Sprinklr
Result
$80MM to $4.1B at IPO
Business Challenge
That was then, now is now. Back in 2012, just three years after birthing his idea in his entrepreneurial “garage” (a room in his house), Ragy Thomas, founder and CEO, had gained foothold in building a stunning and timely software to apply to the rising business use of social media. Sprinklr was at $80MM valuation and a few hundred employees. Ever the brand champion, Ragy recognized he and leadership had underwhelmed in telling its story more powerfully to enterprise customers, investors and internally to build its culture.
Customer Insight
Sprinklr was, as most tech companies were and continue to be, more tech-speak than human voice. So, decision makers and influencers weren’t connecting with the brand on a human, emotional level, where all evidence, including neuroscience, showed any purchase decision begins and grows.
I asked Ragy and leadership two “dumb” elephant-in-the-room questions: “What’s most important, Trust or Respect?” and “What Business Are You Really In?” After listening, really listening to customers. And digging deeper into real strategic conversation, I answered (and showed neuroscience evidence) that 1. Trust comes before Respect. And, to my own branding brain, 2. Sprinklr was not just another company in the business of technology. It was in the business of Knowing something More Trustworthy …about the most important investor on the planet. The customer.
Brand Position/Strategy
Know thy Customer. So you can serve them better, so they can know and trust you — to make them happier. The positioning of knowing a person better was simple and touched on a larger truth: people just want to be happier at every step of “getting a job done” in life. It inspired conversation and built real relationships with customers and internally across all departments.
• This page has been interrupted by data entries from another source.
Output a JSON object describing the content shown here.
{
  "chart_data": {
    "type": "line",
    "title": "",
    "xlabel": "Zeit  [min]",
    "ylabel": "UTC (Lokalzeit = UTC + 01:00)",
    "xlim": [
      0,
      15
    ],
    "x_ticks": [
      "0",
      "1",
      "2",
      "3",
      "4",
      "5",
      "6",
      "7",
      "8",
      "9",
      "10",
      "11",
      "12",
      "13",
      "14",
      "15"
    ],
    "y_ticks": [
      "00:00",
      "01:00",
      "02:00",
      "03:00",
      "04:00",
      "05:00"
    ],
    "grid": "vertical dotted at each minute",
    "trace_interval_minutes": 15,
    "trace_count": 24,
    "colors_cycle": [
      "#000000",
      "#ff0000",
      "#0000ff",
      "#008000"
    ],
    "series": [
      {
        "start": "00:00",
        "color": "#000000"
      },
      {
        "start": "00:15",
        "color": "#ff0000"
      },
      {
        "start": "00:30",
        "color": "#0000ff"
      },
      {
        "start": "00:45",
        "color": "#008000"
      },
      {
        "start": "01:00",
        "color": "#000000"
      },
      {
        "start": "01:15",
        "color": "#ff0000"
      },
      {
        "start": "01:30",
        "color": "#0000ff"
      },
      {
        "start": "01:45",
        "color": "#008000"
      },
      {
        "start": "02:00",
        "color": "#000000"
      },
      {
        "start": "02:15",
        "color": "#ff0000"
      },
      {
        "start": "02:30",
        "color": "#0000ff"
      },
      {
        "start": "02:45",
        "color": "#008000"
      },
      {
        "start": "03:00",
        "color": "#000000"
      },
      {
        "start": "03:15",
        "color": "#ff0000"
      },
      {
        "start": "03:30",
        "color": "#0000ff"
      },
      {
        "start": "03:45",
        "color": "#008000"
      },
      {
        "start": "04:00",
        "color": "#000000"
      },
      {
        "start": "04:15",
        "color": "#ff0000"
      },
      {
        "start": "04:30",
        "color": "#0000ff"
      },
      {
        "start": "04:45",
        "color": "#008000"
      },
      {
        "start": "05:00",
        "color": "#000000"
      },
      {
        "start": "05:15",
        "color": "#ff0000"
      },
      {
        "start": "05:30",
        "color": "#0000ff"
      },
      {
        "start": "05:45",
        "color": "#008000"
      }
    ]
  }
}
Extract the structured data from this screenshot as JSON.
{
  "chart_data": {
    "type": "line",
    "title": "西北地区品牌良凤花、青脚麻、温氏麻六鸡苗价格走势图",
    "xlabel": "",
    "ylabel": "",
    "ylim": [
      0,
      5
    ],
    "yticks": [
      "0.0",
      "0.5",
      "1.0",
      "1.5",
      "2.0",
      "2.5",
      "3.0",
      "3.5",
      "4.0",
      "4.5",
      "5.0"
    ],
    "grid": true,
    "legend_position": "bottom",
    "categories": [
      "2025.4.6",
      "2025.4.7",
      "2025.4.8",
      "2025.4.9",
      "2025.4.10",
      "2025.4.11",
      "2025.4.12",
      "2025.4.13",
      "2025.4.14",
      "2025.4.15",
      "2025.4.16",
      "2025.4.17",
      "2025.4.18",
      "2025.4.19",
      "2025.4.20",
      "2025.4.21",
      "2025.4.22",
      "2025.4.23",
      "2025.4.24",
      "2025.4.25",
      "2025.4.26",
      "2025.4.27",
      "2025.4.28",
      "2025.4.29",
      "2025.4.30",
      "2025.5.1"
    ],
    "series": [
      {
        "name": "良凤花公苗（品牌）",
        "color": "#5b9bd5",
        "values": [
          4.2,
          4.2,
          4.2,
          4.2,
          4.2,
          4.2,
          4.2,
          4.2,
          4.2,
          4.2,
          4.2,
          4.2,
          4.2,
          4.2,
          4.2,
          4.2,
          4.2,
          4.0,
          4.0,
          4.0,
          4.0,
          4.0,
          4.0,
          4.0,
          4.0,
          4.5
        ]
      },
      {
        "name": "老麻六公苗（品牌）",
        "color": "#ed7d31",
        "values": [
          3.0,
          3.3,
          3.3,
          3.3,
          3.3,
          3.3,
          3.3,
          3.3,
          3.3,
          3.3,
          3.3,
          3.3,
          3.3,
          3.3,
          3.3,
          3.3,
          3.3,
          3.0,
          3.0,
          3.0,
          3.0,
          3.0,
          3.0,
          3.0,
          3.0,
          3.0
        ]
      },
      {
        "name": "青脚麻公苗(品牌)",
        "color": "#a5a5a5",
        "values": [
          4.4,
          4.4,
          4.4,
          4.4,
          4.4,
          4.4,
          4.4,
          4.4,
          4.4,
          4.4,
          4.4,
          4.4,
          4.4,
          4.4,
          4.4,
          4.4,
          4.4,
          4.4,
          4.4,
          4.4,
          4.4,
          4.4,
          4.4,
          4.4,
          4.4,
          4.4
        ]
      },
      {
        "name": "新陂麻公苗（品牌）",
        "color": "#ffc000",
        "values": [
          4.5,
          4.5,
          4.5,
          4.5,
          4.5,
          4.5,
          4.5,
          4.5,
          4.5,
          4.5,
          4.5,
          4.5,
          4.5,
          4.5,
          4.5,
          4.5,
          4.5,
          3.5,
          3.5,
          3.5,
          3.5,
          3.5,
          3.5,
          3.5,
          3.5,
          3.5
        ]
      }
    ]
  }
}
Building a simple Trust (warmth) in Sprinklr as people and ethos, before asking for Respect for its technology.
Brand/Marketing Creative
1. Mission, core values, brand position
2. Internal/Culture building, office design
3. Real-customer videos
4. Real-customer artifacts
5. Product Videos
Many of the customer/investor “touchpoints” were purposely not digital; artifacts and other experiences through which people could touch and feel the brand, hand to heart to brain.